Credit Suisse said it made a net profit of 1.6 billion Swiss francs ($1.50 billion) in the three months to end-June, which compared with an average forecast of 1.4 billion francs given in a Reuters poll.
The bank’s net figure was up 29 % from the previous year but down 22 % from a better than expected 2 billion francs made in the first quarter of the year..
Credit Suisse, which has overtaken UBS as Switzerland’s largest bank by market value, has proved resilient in the subprime crisis but predicted conditions would remain tough.
“We expect the global economic environment to remain challenging and uneven business condition to persist,” Chief Executive Brady Dougan said in a statement.
“However, if markets continue to improve we expect to see further momentum across all our businesses,” he said.
Credit Suisse shares were up 2.9% at 50.35 francs by 0712 GMT. The stock has risen over 72% this year, outperforming a 28% rise in the DJ Stoxx European Banking Index.
“Another solid quarter from the big Swiss bank. Particularly gratifying is the profit from investment banking and private banking, return to profit in asset management and net new money in private banking,” Wegelin analysts said in a note. “However renewed net outflows in asset management are a negative.”
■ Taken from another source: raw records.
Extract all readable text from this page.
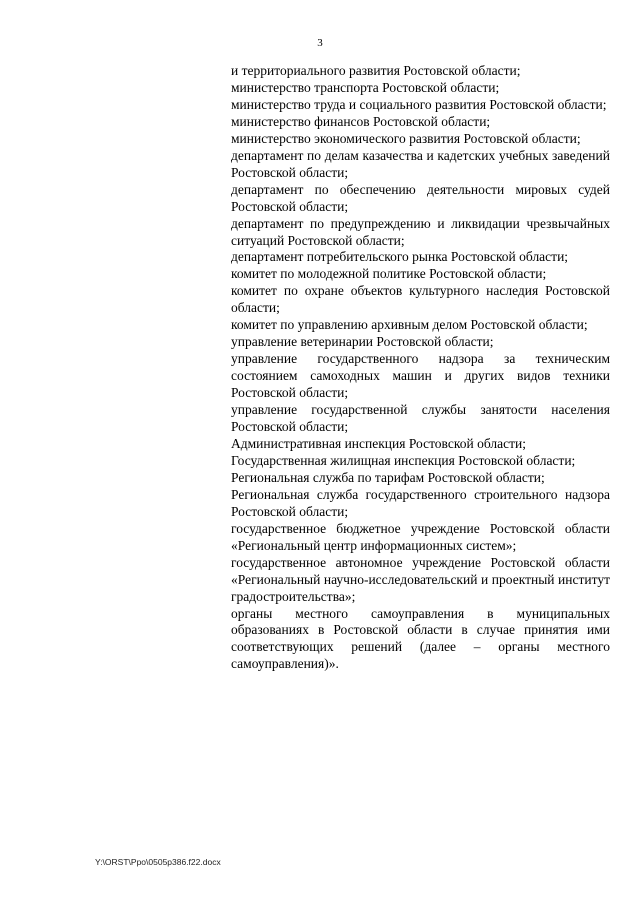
3

и территориального развития Ростовской области;

министерство транспорта Ростовской области;

министерство труда и социального развития Ростовской области;

министерство финансов Ростовской области;

министерство экономического развития Ростовской области;

департамент по делам казачества и кадетских учебных заведений Ростовской области;

департамент по обеспечению деятельности мировых судей Ростовской области;

департамент по предупреждению и ликвидации чрезвычайных ситуаций Ростовской области;

департамент потребительского рынка Ростовской области;

комитет по молодежной политике Ростовской области;

комитет по охране объектов культурного наследия Ростовской области;

комитет по управлению архивным делом Ростовской области;

управление ветеринарии Ростовской области;

управление государственного надзора за техническим состоянием самоходных машин и других видов техники Ростовской области;

управление государственной службы занятости населения Ростовской области;

Административная инспекция Ростовской области;

Государственная жилищная инспекция Ростовской области;

Региональная служба по тарифам Ростовской области;

Региональная служба государственного строительного надзора Ростовской области;

государственное бюджетное учреждение Ростовской области «Региональный центр информационных систем»;

государственное автономное учреждение Ростовской области «Региональный научно-исследовательский и проектный институт градостроительства»;

органы местного самоуправления в муниципальных образованиях в Ростовской области в случае принятия ими соответствующих решений (далее – органы местного самоуправления)».

Y:\ORST\Ppo\0505p386.f22.docx
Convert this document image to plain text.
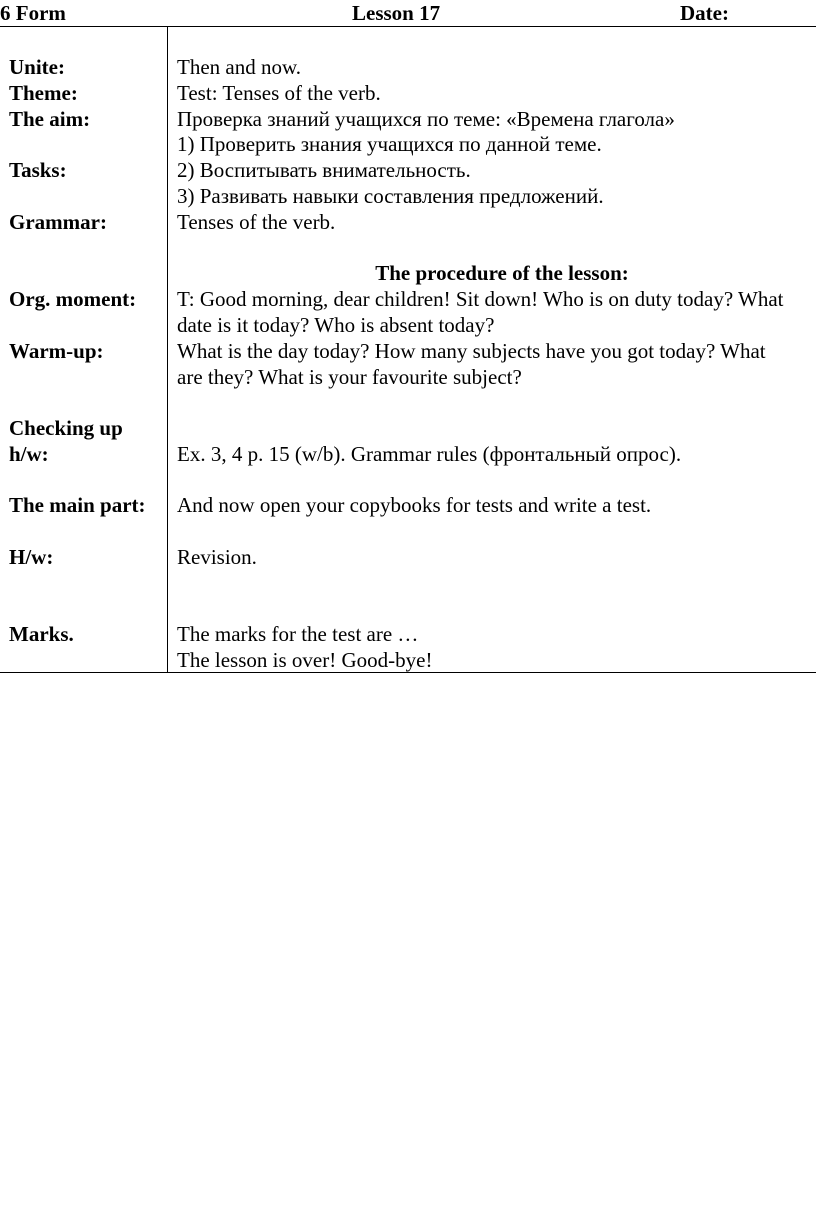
6 Form	Lesson 17	Date:
Unite:
Theme:
The aim:
Tasks:
Grammar:
Org. moment:
Warm-up:
Checking up
h/w:
The main part:
H/w:
Marks.
Then and now.
Test: Tenses of the verb.
Проверка знаний учащихся по теме: «Времена глагола»
1) Проверить знания учащихся по данной теме.
2) Воспитывать внимательность.
3) Развивать навыки составления предложений.
Tenses of the verb.
The procedure of the lesson:
T: Good morning, dear children! Sit down! Who is on duty today? What
date is it today? Who is absent today?
What is the day today? How many subjects have you got today? What
are they? What is your favourite subject?
Ex. 3, 4 p. 15 (w/b). Grammar rules (фронтальный опрос).
And now open your copybooks for tests and write a test.
Revision.
The marks for the test are …
The lesson is over! Good-bye!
The asset management business suffered bigger than expected outflows in the quarter even though the division’s income turned slightly positive.
Credit Suisse has shone in comparison with domestic rival UBS, which has warned of a second-quarter loss and has yet to recover from the subprime shock despite a state cash injection and a new chief executive.
The bank took a 1.1 billion Swiss franc fair value charge from improved spreads on its own debt, more than analysts had expected, and a one-off pre-tax hit of 0.5 billion francs for the settling of the Huntsman legal case in the United States.
Investment banking was a key earnings driver as the bank posted pre-tax income of 1.655 billion Swiss francs.
The world’s fifth biggest wealth manager attracted 8.5 billion francs of net new assets at the wealth management division. Analysts were forecasting 6.8 billion francs according to the Reuters poll. The bank was also able to improve gross margins.
But asset management reported net asset outflows of 4.1 billion francs against expectations for stable flows.
The bank, one of Europe’s best capitalised, said its Tier 1 capital adequacy ratio had further strengthened to 15.5% from an already robust 14.1% at the end of March.
Expectations had built for another strong quarter at Credit Suisse after a stunning first quarter and after US investment bank Goldman Sachs reported an exceptional second-quarter performance.
“When you look at the headline number it may not look so appealing in the light of the results of the like of Goldman Sachs,” said David Williams, an analyst with Fox-Pitt, Kelton.
“But if you do a bit of digging the numbers are good. They are making a strong performance, they have a fantastic capital base and they are gaining market share.”